If you’ve recently had a dental extraction, it’s normal to experience some pain, especially in the three or four days. It’s vital to:
- Keep the area clean to speed up the healing process
- Follow the instructions given to you by your dentist or hospital following the extraction
- Use over-the-counter painkillers and Difflam mouthwash to ease pain
- Rinse your mouth with warm salty water once it’s safe to do so (follow the advice given to you post-extraction)
- Make sure you don’t smoke for at least 48 hours following an extraction
It’s also normal to experience some blood in your spit or oozing from the site of the extraction. If the socket is bleeding freely, bite down hard on a clean hankie or a gauze if you have one for 20 minutes. If the bleeding hasn’t stopped, call your local practice as soon as possible.

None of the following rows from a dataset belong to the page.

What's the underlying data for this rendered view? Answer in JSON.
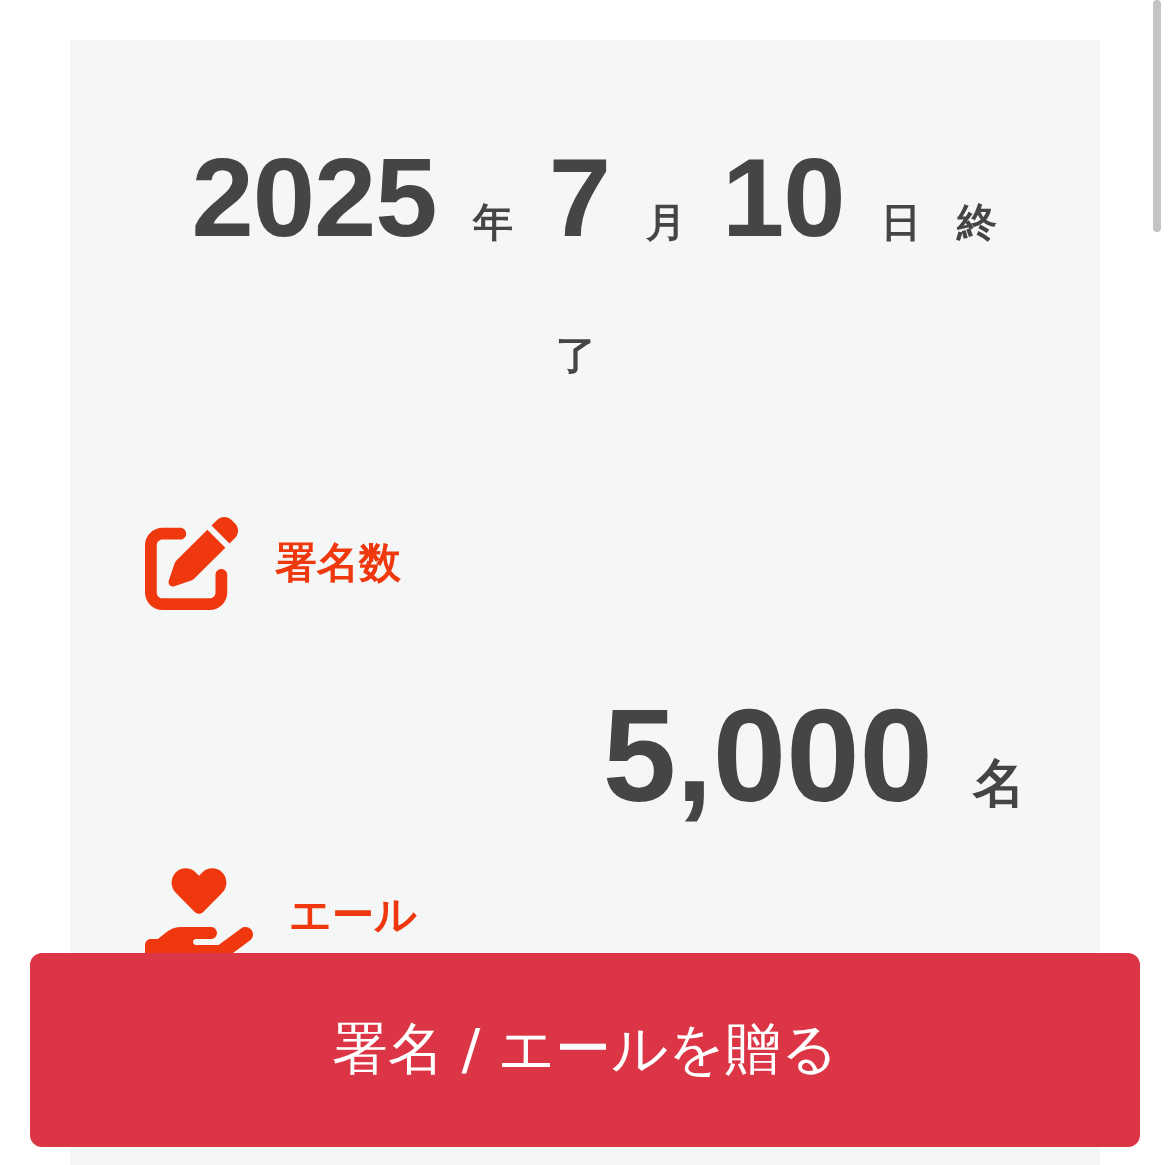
{
  "deadline": {
    "year": "2025",
    "year_unit": "年",
    "month": "7",
    "month_unit": "月",
    "day": "10",
    "day_unit": "日",
    "suffix": "終了"
  },
  "signatures": {
    "label": "署名数",
    "count": "5,000",
    "unit": "名"
  },
  "cheers": {
    "label": "エール"
  },
  "button": {
    "label": "署名 / エールを贈る"
  }
}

1. Clean and check the crown. If the crown is mostly hollow, you can attempt to re-cement it at home if you feel confident to do so.
2. Remove any debris from the crown, you can use something like the tip of a paperclip to scrape the old cement away. Clean your tooth thoroughly. All debris must be removed from both the crown and the tooth for it to seat properly.
3. Check the crown fits without cement. Check that the bite feels correct, if the tooth feels too tall, it is not fitted correctly, double check for debris. NEVER force a crown or post onto or into your tooth, this can cause the root to fracture. If you cannot get the crown to fit, keep the tooth as clean as possible and wait to see your dentist.
4. Crowns should be replaced using a dental cement from a pharmacy. DO NOT USE SUPERGLUE or FIXADENT to fit your crown.
5. Once you have practised placing the crown, dry the tooth and crown, mix the cement as instructed on the packet and fill the crown. Place the crown directly onto the tooth. Bite firmly to press it into place.
6. Remove any extra cement with a toothpick and floss between your teeth to make sure they do not stick together.